Last year, Washington lawmakers approved sweeping legislation targeting drunk drivers. One of the laws was the creation of a pilot program called 24/7 Sobriety. The idea would be to subject convicted drunk driving offenders who have been charged with (but not convicted of) a second DUI to undergo alcohol monitoring. The person would blow into a machine twice per day (paying $2 each time) and his or her blood alcohol content would be measured and logged. Unfortunately, this pilot program is already running into trouble.
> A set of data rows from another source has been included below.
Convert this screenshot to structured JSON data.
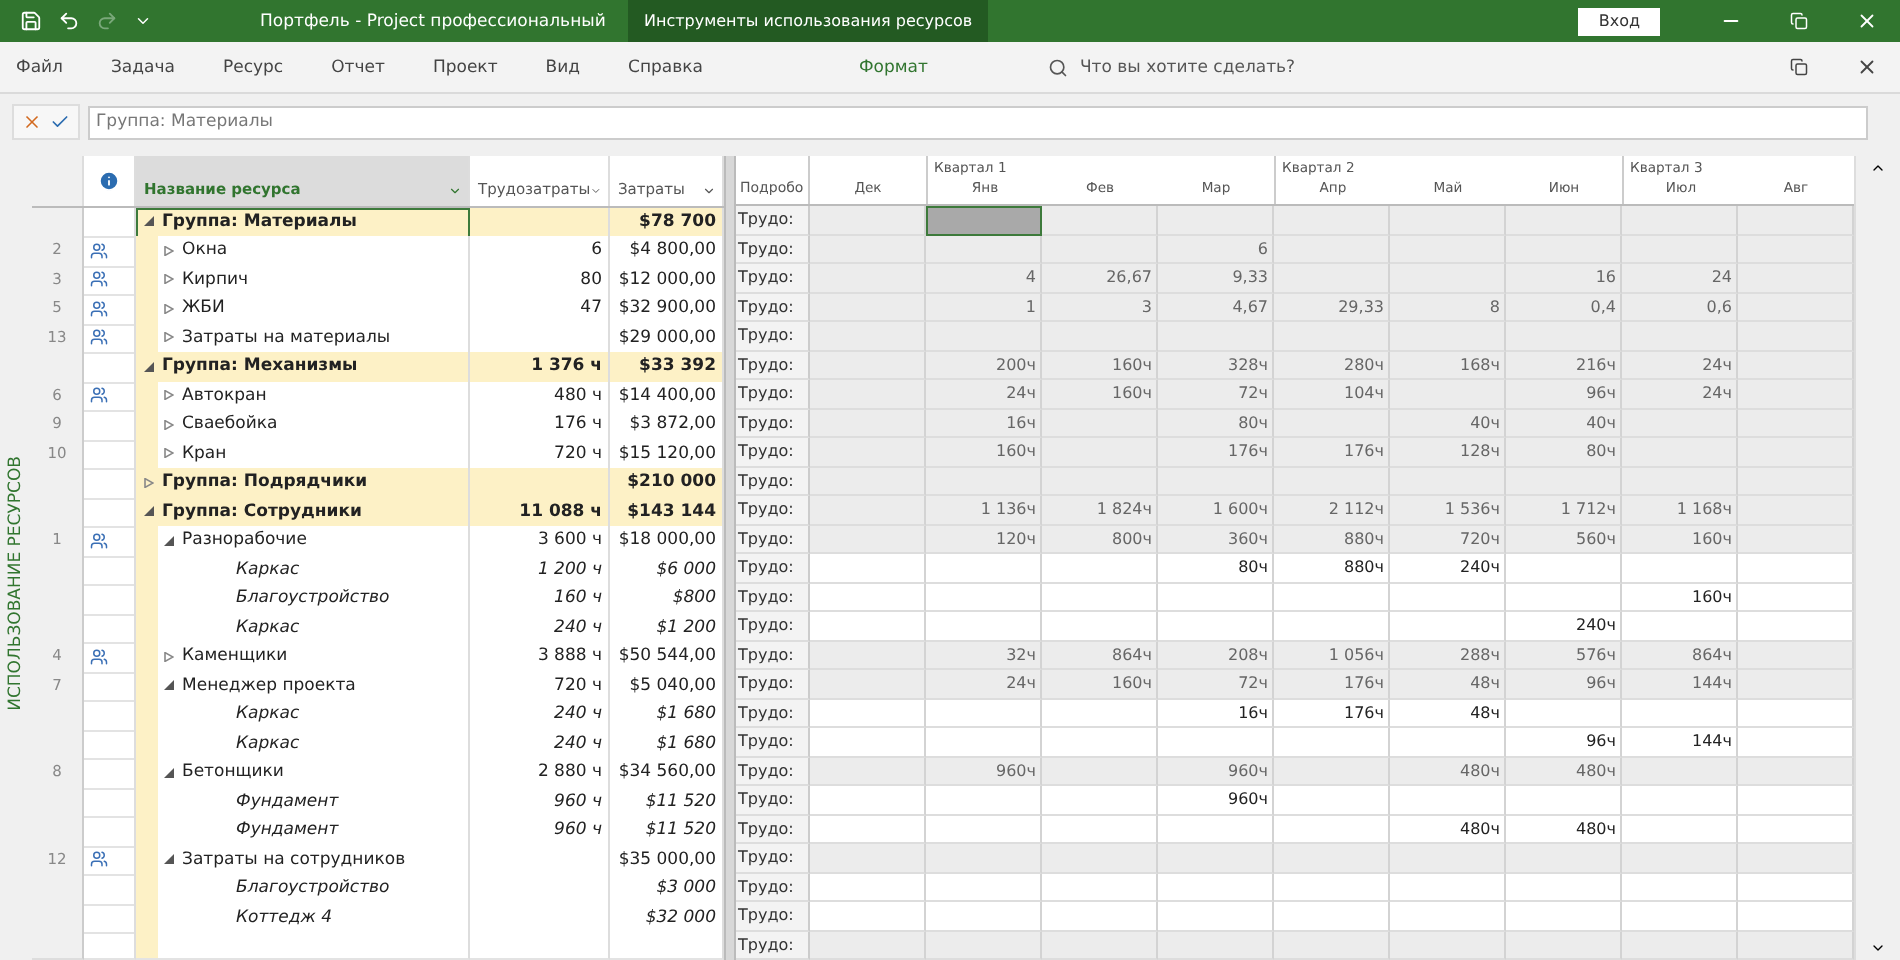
{
  "title_bar": {
    "title": "Портфель  -  Project профессиональный",
    "context_tab": "Инструменты использования ресурсов",
    "sign_in": "Вход"
  },
  "ribbon": {
    "tabs": [
      {
        "label": "Файл",
        "kind": "normal"
      },
      {
        "label": "Задача",
        "kind": "normal"
      },
      {
        "label": "Ресурс",
        "kind": "normal"
      },
      {
        "label": "Отчет",
        "kind": "normal"
      },
      {
        "label": "Проект",
        "kind": "normal"
      },
      {
        "label": "Вид",
        "kind": "normal"
      },
      {
        "label": "Справка",
        "kind": "normal"
      },
      {
        "label": "Формат",
        "kind": "context"
      }
    ],
    "search": {
      "placeholder": "Что вы хотите сделать?"
    }
  },
  "entry_bar": {
    "value": "Группа: Материалы"
  },
  "side_label": "ИСПОЛЬЗОВАНИЕ РЕСУРСОВ",
  "table": {
    "columns": [
      {
        "label": "Название ресурса",
        "selected": true
      },
      {
        "label": "Трудозатраты",
        "selected": false
      },
      {
        "label": "Затраты",
        "selected": false
      }
    ],
    "detail_header": "Подробо"
  },
  "timescale": {
    "months": [
      {
        "label": "Дек",
        "selected": false
      },
      {
        "label": "Янв",
        "quarter": "Квартал 1",
        "selected": true
      },
      {
        "label": "Фев",
        "selected": false
      },
      {
        "label": "Мар",
        "selected": false
      },
      {
        "label": "Апр",
        "quarter": "Квартал 2",
        "selected": false
      },
      {
        "label": "Май",
        "selected": false
      },
      {
        "label": "Июн",
        "selected": false
      },
      {
        "label": "Июл",
        "quarter": "Квартал 3",
        "selected": false
      },
      {
        "label": "Авг",
        "selected": false
      }
    ]
  },
  "rows": [
    {
      "kind": "group",
      "name": "Группа: Материалы",
      "expanded": true,
      "selected": true,
      "cost": "$78 700",
      "detail": "Трудо:",
      "children": [
        {
          "kind": "resource",
          "id": "2",
          "icon": true,
          "name": "Окна",
          "expanded": false,
          "selected": false,
          "work": "6",
          "cost": "$4 800,00",
          "detail": "Трудо:",
          "cells": [
            {
              "kind": "empty"
            },
            {
              "kind": "empty"
            },
            {
              "kind": "empty"
            },
            {
              "kind": "value",
              "value": "6"
            },
            {
              "kind": "empty"
            },
            {
              "kind": "empty"
            },
            {
              "kind": "empty"
            },
            {
              "kind": "empty"
            },
            {
              "kind": "empty"
            }
          ]
        },
        {
          "kind": "resource",
          "id": "3",
          "icon": true,
          "name": "Кирпич",
          "expanded": false,
          "selected": false,
          "work": "80",
          "cost": "$12 000,00",
          "detail": "Трудо:",
          "cells": [
            {
              "kind": "empty"
            },
            {
              "kind": "value",
              "value": "4"
            },
            {
              "kind": "value",
              "value": "26,67"
            },
            {
              "kind": "value",
              "value": "9,33"
            },
            {
              "kind": "empty"
            },
            {
              "kind": "empty"
            },
            {
              "kind": "value",
              "value": "16"
            },
            {
              "kind": "value",
              "value": "24"
            },
            {
              "kind": "empty"
            }
          ]
        },
        {
          "kind": "resource",
          "id": "5",
          "icon": true,
          "name": "ЖБИ",
          "expanded": false,
          "selected": false,
          "work": "47",
          "cost": "$32 900,00",
          "detail": "Трудо:",
          "cells": [
            {
              "kind": "empty"
            },
            {
              "kind": "value",
              "value": "1"
            },
            {
              "kind": "value",
              "value": "3"
            },
            {
              "kind": "value",
              "value": "4,67"
            },
            {
              "kind": "value",
              "value": "29,33"
            },
            {
              "kind": "value",
              "value": "8"
            },
            {
              "kind": "value",
              "value": "0,4"
            },
            {
              "kind": "value",
              "value": "0,6"
            },
            {
              "kind": "empty"
            }
          ]
        },
        {
          "kind": "resource",
          "id": "13",
          "icon": true,
          "name": "Затраты на материалы",
          "expanded": false,
          "selected": false,
          "cost": "$29 000,00",
          "detail": "Трудо:"
        }
      ]
    },
    {
      "kind": "group",
      "name": "Группа: Механизмы",
      "expanded": true,
      "selected": false,
      "work": "1 376 ч",
      "cost": "$33 392",
      "detail": "Трудо:",
      "cells": [
        {
          "kind": "empty"
        },
        {
          "kind": "value",
          "value": "200ч"
        },
        {
          "kind": "value",
          "value": "160ч"
        },
        {
          "kind": "value",
          "value": "328ч"
        },
        {
          "kind": "value",
          "value": "280ч"
        },
        {
          "kind": "value",
          "value": "168ч"
        },
        {
          "kind": "value",
          "value": "216ч"
        },
        {
          "kind": "value",
          "value": "24ч"
        },
        {
          "kind": "empty"
        }
      ],
      "children": [
        {
          "kind": "resource",
          "id": "6",
          "icon": true,
          "name": "Автокран",
          "expanded": false,
          "selected": false,
          "work": "480 ч",
          "cost": "$14 400,00",
          "detail": "Трудо:",
          "cells": [
            {
              "kind": "empty"
            },
            {
              "kind": "value",
              "value": "24ч"
            },
            {
              "kind": "value",
              "value": "160ч"
            },
            {
              "kind": "value",
              "value": "72ч"
            },
            {
              "kind": "value",
              "value": "104ч"
            },
            {
              "kind": "empty"
            },
            {
              "kind": "value",
              "value": "96ч"
            },
            {
              "kind": "value",
              "value": "24ч"
            },
            {
              "kind": "empty"
            }
          ]
        },
        {
          "kind": "resource",
          "id": "9",
          "icon": false,
          "name": "Сваебойка",
          "expanded": false,
          "selected": false,
          "work": "176 ч",
          "cost": "$3 872,00",
          "detail": "Трудо:",
          "cells": [
            {
              "kind": "empty"
            },
            {
              "kind": "value",
              "value": "16ч"
            },
            {
              "kind": "empty"
            },
            {
              "kind": "value",
              "value": "80ч"
            },
            {
              "kind": "empty"
            },
            {
              "kind": "value",
              "value": "40ч"
            },
            {
              "kind": "value",
              "value": "40ч"
            },
            {
              "kind": "empty"
            },
            {
              "kind": "empty"
            }
          ]
        },
        {
          "kind": "resource",
          "id": "10",
          "icon": false,
          "name": "Кран",
          "expanded": false,
          "selected": false,
          "work": "720 ч",
          "cost": "$15 120,00",
          "detail": "Трудо:",
          "cells": [
            {
              "kind": "empty"
            },
            {
              "kind": "value",
              "value": "160ч"
            },
            {
              "kind": "empty"
            },
            {
              "kind": "value",
              "value": "176ч"
            },
            {
              "kind": "value",
              "value": "176ч"
            },
            {
              "kind": "value",
              "value": "128ч"
            },
            {
              "kind": "value",
              "value": "80ч"
            },
            {
              "kind": "empty"
            },
            {
              "kind": "empty"
            }
          ]
        }
      ]
    },
    {
      "kind": "group",
      "name": "Группа: Подрядчики",
      "expanded": false,
      "selected": false,
      "cost": "$210 000",
      "detail": "Трудо:"
    },
    {
      "kind": "group",
      "name": "Группа: Сотрудники",
      "expanded": true,
      "selected": false,
      "work": "11 088 ч",
      "cost": "$143 144",
      "detail": "Трудо:",
      "cells": [
        {
          "kind": "empty"
        },
        {
          "kind": "value",
          "value": "1 136ч"
        },
        {
          "kind": "value",
          "value": "1 824ч"
        },
        {
          "kind": "value",
          "value": "1 600ч"
        },
        {
          "kind": "value",
          "value": "2 112ч"
        },
        {
          "kind": "value",
          "value": "1 536ч"
        },
        {
          "kind": "value",
          "value": "1 712ч"
        },
        {
          "kind": "value",
          "value": "1 168ч"
        },
        {
          "kind": "empty"
        }
      ],
      "children": [
        {
          "kind": "resource",
          "id": "1",
          "icon": true,
          "name": "Разнорабочие",
          "expanded": true,
          "selected": false,
          "work": "3 600 ч",
          "cost": "$18 000,00",
          "detail": "Трудо:",
          "cells": [
            {
              "kind": "empty"
            },
            {
              "kind": "value",
              "value": "120ч"
            },
            {
              "kind": "value",
              "value": "800ч"
            },
            {
              "kind": "value",
              "value": "360ч"
            },
            {
              "kind": "value",
              "value": "880ч"
            },
            {
              "kind": "value",
              "value": "720ч"
            },
            {
              "kind": "value",
              "value": "560ч"
            },
            {
              "kind": "value",
              "value": "160ч"
            },
            {
              "kind": "empty"
            }
          ],
          "children": [
            {
              "kind": "assignment",
              "name": "Каркас",
              "selected": false,
              "work": "1 200 ч",
              "cost": "$6 000",
              "detail": "Трудо:",
              "cells": [
                {
                  "kind": "empty"
                },
                {
                  "kind": "empty"
                },
                {
                  "kind": "empty"
                },
                {
                  "kind": "value",
                  "value": "80ч"
                },
                {
                  "kind": "value",
                  "value": "880ч"
                },
                {
                  "kind": "value",
                  "value": "240ч"
                },
                {
                  "kind": "empty"
                },
                {
                  "kind": "empty"
                },
                {
                  "kind": "empty"
                }
              ]
            },
            {
              "kind": "assignment",
              "name": "Благоустройство",
              "selected": false,
              "work": "160 ч",
              "cost": "$800",
              "detail": "Трудо:",
              "cells": [
                {
                  "kind": "empty"
                },
                {
                  "kind": "empty"
                },
                {
                  "kind": "empty"
                },
                {
                  "kind": "empty"
                },
                {
                  "kind": "empty"
                },
                {
                  "kind": "empty"
                },
                {
                  "kind": "empty"
                },
                {
                  "kind": "value",
                  "value": "160ч"
                },
                {
                  "kind": "empty"
                }
              ]
            },
            {
              "kind": "assignment",
              "name": "Каркас",
              "selected": false,
              "work": "240 ч",
              "cost": "$1 200",
              "detail": "Трудо:",
              "cells": [
                {
                  "kind": "empty"
                },
                {
                  "kind": "empty"
                },
                {
                  "kind": "empty"
                },
                {
                  "kind": "empty"
                },
                {
                  "kind": "empty"
                },
                {
                  "kind": "empty"
                },
                {
                  "kind": "value",
                  "value": "240ч"
                },
                {
                  "kind": "empty"
                },
                {
                  "kind": "empty"
                }
              ]
            }
          ]
        },
        {
          "kind": "resource",
          "id": "4",
          "icon": true,
          "name": "Каменщики",
          "expanded": false,
          "selected": false,
          "work": "3 888 ч",
          "cost": "$50 544,00",
          "detail": "Трудо:",
          "cells": [
            {
              "kind": "empty"
            },
            {
              "kind": "value",
              "value": "32ч"
            },
            {
              "kind": "value",
              "value": "864ч"
            },
            {
              "kind": "value",
              "value": "208ч"
            },
            {
              "kind": "value",
              "value": "1 056ч"
            },
            {
              "kind": "value",
              "value": "288ч"
            },
            {
              "kind": "value",
              "value": "576ч"
            },
            {
              "kind": "value",
              "value": "864ч"
            },
            {
              "kind": "empty"
            }
          ]
        },
        {
          "kind": "resource",
          "id": "7",
          "icon": false,
          "name": "Менеджер проекта",
          "expanded": true,
          "selected": false,
          "work": "720 ч",
          "cost": "$5 040,00",
          "detail": "Трудо:",
          "cells": [
            {
              "kind": "empty"
            },
            {
              "kind": "value",
              "value": "24ч"
            },
            {
              "kind": "value",
              "value": "160ч"
            },
            {
              "kind": "value",
              "value": "72ч"
            },
            {
              "kind": "value",
              "value": "176ч"
            },
            {
              "kind": "value",
              "value": "48ч"
            },
            {
              "kind": "value",
              "value": "96ч"
            },
            {
              "kind": "value",
              "value": "144ч"
            },
            {
              "kind": "empty"
            }
          ],
          "children": [
            {
              "kind": "assignment",
              "name": "Каркас",
              "selected": false,
              "work": "240 ч",
              "cost": "$1 680",
              "detail": "Трудо:",
              "cells": [
                {
                  "kind": "empty"
                },
                {
                  "kind": "empty"
                },
                {
                  "kind": "empty"
                },
                {
                  "kind": "value",
                  "value": "16ч"
                },
                {
                  "kind": "value",
                  "value": "176ч"
                },
                {
                  "kind": "value",
                  "value": "48ч"
                },
                {
                  "kind": "empty"
                },
                {
                  "kind": "empty"
                },
                {
                  "kind": "empty"
                }
              ]
            },
            {
              "kind": "assignment",
              "name": "Каркас",
              "selected": false,
              "work": "240 ч",
              "cost": "$1 680",
              "detail": "Трудо:",
              "cells": [
                {
                  "kind": "empty"
                },
                {
                  "kind": "empty"
                },
                {
                  "kind": "empty"
                },
                {
                  "kind": "empty"
                },
                {
                  "kind": "empty"
                },
                {
                  "kind": "empty"
                },
                {
                  "kind": "value",
                  "value": "96ч"
                },
                {
                  "kind": "value",
                  "value": "144ч"
                },
                {
                  "kind": "empty"
                }
              ]
            }
          ]
        },
        {
          "kind": "resource",
          "id": "8",
          "icon": false,
          "name": "Бетонщики",
          "expanded": true,
          "selected": false,
          "work": "2 880 ч",
          "cost": "$34 560,00",
          "detail": "Трудо:",
          "cells": [
            {
              "kind": "empty"
            },
            {
              "kind": "value",
              "value": "960ч"
            },
            {
              "kind": "empty"
            },
            {
              "kind": "value",
              "value": "960ч"
            },
            {
              "kind": "empty"
            },
            {
              "kind": "value",
              "value": "480ч"
            },
            {
              "kind": "value",
              "value": "480ч"
            },
            {
              "kind": "empty"
            },
            {
              "kind": "empty"
            }
          ],
          "children": [
            {
              "kind": "assignment",
              "name": "Фундамент",
              "selected": false,
              "work": "960 ч",
              "cost": "$11 520",
              "detail": "Трудо:",
              "cells": [
                {
                  "kind": "empty"
                },
                {
                  "kind": "empty"
                },
                {
                  "kind": "empty"
                },
                {
                  "kind": "value",
                  "value": "960ч"
                },
                {
                  "kind": "empty"
                },
                {
                  "kind": "empty"
                },
                {
                  "kind": "empty"
                },
                {
                  "kind": "empty"
                },
                {
                  "kind": "empty"
                }
              ]
            },
            {
              "kind": "assignment",
              "name": "Фундамент",
              "selected": false,
              "work": "960 ч",
              "cost": "$11 520",
              "detail": "Трудо:",
              "cells": [
                {
                  "kind": "empty"
                },
                {
                  "kind": "empty"
                },
                {
                  "kind": "empty"
                },
                {
                  "kind": "empty"
                },
                {
                  "kind": "empty"
                },
                {
                  "kind": "value",
                  "value": "480ч"
                },
                {
                  "kind": "value",
                  "value": "480ч"
                },
                {
                  "kind": "empty"
                },
                {
                  "kind": "empty"
                }
              ]
            }
          ]
        },
        {
          "kind": "resource",
          "id": "12",
          "icon": true,
          "name": "Затраты на сотрудников",
          "expanded": true,
          "selected": false,
          "cost": "$35 000,00",
          "detail": "Трудо:",
          "children": [
            {
              "kind": "assignment",
              "name": "Благоустройство",
              "selected": false,
              "cost": "$3 000",
              "detail": "Трудо:"
            },
            {
              "kind": "assignment",
              "name": "Коттедж 4",
              "selected": false,
              "cost": "$32 000",
              "detail": "Трудо:"
            }
          ]
        }
      ]
    },
    {
      "kind": "blank",
      "selected": false,
      "detail": "Трудо:"
    }
  ]
}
Chelan County was originally tapped to be one of five jurisdictions to implement the 24/7 Sobriety program, but withdrew after it became clear that defense attorneys would test the constitutionality of the program in court, which would result in extensive legal costs for the county. The city of Kent dropped out for similar reasons. An analysis by judges indicated that the program could end up costing the city money instead of saving it. (To its credit, Kent was only planning on using the procedure for twice-convicted DUI offenders).
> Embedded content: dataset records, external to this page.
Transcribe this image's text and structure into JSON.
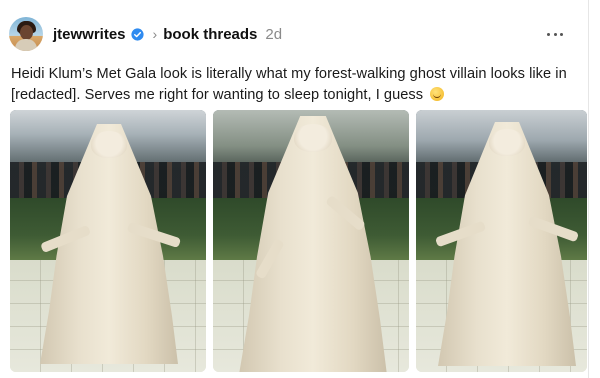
{
  "post": {
    "username": "jtewwrites",
    "verified": true,
    "thread_name": "book threads",
    "time": "2d",
    "more_icon": "more-horizontal-icon",
    "text": "Heidi Klum’s Met Gala look is literally what my forest-walking ghost villain looks like in [redacted]. Serves me right for wanting to sleep tonight, I guess",
    "emoji": "grinning-sweat-emoji"
  },
  "colors": {
    "verified_blue": "#2f8bf0",
    "meta_gray": "#8a8a8a",
    "text": "#1a1a1a"
  },
  "photos": [
    {
      "name": "photo-1"
    },
    {
      "name": "photo-2"
    },
    {
      "name": "photo-3"
    }
  ]
}
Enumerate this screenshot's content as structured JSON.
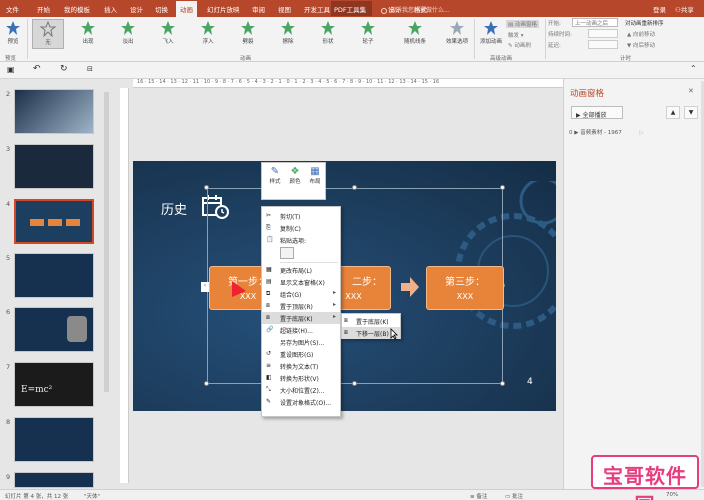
{
  "tabs": [
    "文件",
    "开始",
    "我的模板",
    "插入",
    "设计",
    "切换",
    "动画",
    "幻灯片放映",
    "审阅",
    "视图",
    "开发工具",
    "PDF工具集",
    "设计",
    "格式"
  ],
  "active_tab": "动画",
  "search_placeholder": "告诉我您想要做什么...",
  "account": {
    "login": "登录",
    "share": "共享"
  },
  "ribbon": {
    "preview": "预览",
    "preview_group": "预览",
    "animations": [
      "无",
      "出现",
      "淡出",
      "飞入",
      "浮入",
      "劈裂",
      "擦除",
      "形状",
      "轮子",
      "随机线条"
    ],
    "effect_options": "效果选项",
    "animation_group": "动画",
    "add_animation": "添加动画",
    "animation_pane_btn": "动画窗格",
    "trigger": "触发",
    "animation_painter": "动画刷",
    "advanced_group": "高级动画",
    "start_label": "开始:",
    "start_value": "上一动画之后",
    "duration_label": "持续时间:",
    "delay_label": "延迟:",
    "reorder_title": "对动画重新排序",
    "move_earlier": "向前移动",
    "move_later": "向后移动",
    "timing_group": "计时"
  },
  "ruler_text": "16 · 15 · 14 · 13 · 12 · 11 · 10 · 9 · 8 · 7 · 6 · 5 · 4 · 3 · 2 · 1 · 0 · 1 · 2 · 3 · 4 · 5 · 6 · 7 · 8 · 9 · 10 · 11 · 12 · 13 · 14 · 15 · 16",
  "slides": [
    "2",
    "3",
    "4",
    "5",
    "6",
    "7",
    "8",
    "9"
  ],
  "thumb_text": {
    "emc2": "E=mc²"
  },
  "slide": {
    "title": "历史",
    "box1_title": "第一步：",
    "box1_sub": "XXX",
    "box2_title": "二步：",
    "box2_sub": "XXX",
    "box3_title": "第三步：",
    "box3_sub": "XXX",
    "page_num": "4"
  },
  "mini_toolbar": [
    "样式",
    "颜色",
    "布局"
  ],
  "context_menu": [
    "剪切(T)",
    "复制(C)",
    "粘贴选项:",
    "更改布局(L)",
    "显示文本窗格(X)",
    "组合(G)",
    "置于顶层(R)",
    "置于底层(K)",
    "超链接(H)...",
    "另存为图片(S)...",
    "重设图形(G)",
    "转换为文本(T)",
    "转换为形状(V)",
    "大小和位置(Z)...",
    "设置对象格式(O)..."
  ],
  "submenu": [
    "置于底层(K)",
    "下移一层(B)"
  ],
  "pane": {
    "title": "动画窗格",
    "play_all": "全部播放",
    "item_index": "0",
    "item_label": "音频素材 - 1967"
  },
  "status": {
    "slide_info": "幻灯片 第 4 张，共 12 张",
    "theme": "\"天体\"",
    "notes": "备注",
    "comments": "批注",
    "zoom": "70%"
  },
  "watermark": "宝哥软件园",
  "colors": {
    "accent": "#b7472a",
    "box": "#e8833a",
    "slide_bg": "#1d3f5f"
  }
}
And there's bad news from other states as well. In Montana, where a similar program was enacted, a judge deemed the procedure unconstitutional because it amount to meting out punishment before a trial is held to determine guilt or innocence.
These legal developments don't bode well for the future of the 24/7 Sobriety concept. But it does represent a good sign for people who believe punishment should be reserved for people convicted of a crime instead of simply charged for one.